“(Dünyanın) lezzet ve şehvetinden çıkan kerih kokuyu duyar duymaz tıkayıver burnunu. Kurtar kendini ondan ve onun âfatından. Sana taksim olunan elbet ki ulaşacak sana. Bir de bakmışsın ki sen bambaşka bir sen olmuşsun.”

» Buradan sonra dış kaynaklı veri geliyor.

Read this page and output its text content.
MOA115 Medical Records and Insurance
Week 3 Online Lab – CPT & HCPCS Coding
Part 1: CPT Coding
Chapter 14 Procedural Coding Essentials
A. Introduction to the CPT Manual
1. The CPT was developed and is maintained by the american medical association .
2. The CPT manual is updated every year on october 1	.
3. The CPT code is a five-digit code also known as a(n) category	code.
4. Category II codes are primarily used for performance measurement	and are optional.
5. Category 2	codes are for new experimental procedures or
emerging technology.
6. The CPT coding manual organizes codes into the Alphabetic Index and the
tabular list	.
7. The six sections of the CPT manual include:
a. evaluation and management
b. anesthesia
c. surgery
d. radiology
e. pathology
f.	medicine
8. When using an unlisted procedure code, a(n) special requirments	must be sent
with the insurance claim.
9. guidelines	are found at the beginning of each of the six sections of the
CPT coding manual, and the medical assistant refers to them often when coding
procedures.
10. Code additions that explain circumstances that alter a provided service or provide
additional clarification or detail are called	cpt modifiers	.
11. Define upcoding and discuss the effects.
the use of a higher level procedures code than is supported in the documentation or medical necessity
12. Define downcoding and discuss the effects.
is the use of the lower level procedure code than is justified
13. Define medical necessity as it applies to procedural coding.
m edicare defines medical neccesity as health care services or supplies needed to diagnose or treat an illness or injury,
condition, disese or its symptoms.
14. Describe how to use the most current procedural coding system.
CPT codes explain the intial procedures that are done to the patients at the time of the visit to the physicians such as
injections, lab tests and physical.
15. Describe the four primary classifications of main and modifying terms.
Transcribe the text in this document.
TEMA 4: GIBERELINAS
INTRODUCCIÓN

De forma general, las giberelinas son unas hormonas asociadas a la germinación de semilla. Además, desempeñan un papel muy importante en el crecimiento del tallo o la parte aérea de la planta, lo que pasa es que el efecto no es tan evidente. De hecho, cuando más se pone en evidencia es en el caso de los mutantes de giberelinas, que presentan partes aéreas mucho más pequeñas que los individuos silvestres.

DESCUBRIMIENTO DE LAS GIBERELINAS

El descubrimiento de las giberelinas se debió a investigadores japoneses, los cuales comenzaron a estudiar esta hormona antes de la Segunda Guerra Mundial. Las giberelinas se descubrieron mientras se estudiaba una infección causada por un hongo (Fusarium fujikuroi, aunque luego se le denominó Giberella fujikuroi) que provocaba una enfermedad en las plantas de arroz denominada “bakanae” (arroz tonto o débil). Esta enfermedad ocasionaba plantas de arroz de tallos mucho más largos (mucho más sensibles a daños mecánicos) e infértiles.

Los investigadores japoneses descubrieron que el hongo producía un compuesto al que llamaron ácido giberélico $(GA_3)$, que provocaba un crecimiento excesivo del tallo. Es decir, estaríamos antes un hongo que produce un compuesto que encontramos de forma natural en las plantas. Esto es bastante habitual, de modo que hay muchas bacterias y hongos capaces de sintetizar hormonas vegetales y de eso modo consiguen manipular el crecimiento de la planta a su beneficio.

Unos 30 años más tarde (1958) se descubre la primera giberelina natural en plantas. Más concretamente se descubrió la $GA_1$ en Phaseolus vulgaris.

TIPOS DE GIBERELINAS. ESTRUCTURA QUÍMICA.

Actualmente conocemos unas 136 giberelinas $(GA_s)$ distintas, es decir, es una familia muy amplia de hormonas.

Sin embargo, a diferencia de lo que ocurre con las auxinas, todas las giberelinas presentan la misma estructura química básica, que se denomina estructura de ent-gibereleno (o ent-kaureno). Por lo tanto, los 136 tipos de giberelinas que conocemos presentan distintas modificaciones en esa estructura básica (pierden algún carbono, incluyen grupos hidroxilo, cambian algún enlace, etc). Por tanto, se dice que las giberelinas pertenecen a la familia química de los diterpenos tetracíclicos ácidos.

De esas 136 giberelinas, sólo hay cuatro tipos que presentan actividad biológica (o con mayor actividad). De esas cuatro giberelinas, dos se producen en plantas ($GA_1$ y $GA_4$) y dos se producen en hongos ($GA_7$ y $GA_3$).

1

İnsan, türlü olumsuzluklarla karşı karşıya kaldığında çoğu zaman ne yapacağını bilemez, bununla birlikte, durup bir düşünme payı da bırakmaz kendine. Hemen fiiliyata geçme isteği, insanda zuhur eden temel davranışlardan biri olur. Oysa yaratılmışların en makbulü olarak dünyaya gelen insan; özüne döndüğünde kendi içinin âlemlerini keşfetmeye, içinde ve dışında görüp tahayyül edemediği bütün âlemlerin Rabbine gönülden hamdetmeye başlar. Burada ise “âlemlerin keşfi” başlamış, gaybın yani insana bilinmeyen katmanların perdeleri kişinin istidadınca açılmaya başlamıştır.
İşte, velîlerin velîsi, “Gavsü’l-Âzâm” Abdülkâdir Geylânî, sohbet usulünde vücuda gelmiş en önemli eserlerden biri olan Fütûhu’l-Gayb’da, okuyucuları âdeta, dizinin dibinde muhabbetli sohbetini dinleyen birer derviş misali manevî bir eğitime tâbi tutarak dünyanın süflî meseleleri ile münakaşadan bîzar olup kalbi temizlemeyi ve bu vesile ile Allah’a yaklaşmayı şiir gibi akan cümleleriyle öğretiyor.
Fütûhu’l-Gayb, bir tasavvuf klasiği olmasının yanı sıra geleneksel eğitimin metodunu da içeren bir sohbet usulü klasiği özelliğini de taşıyor.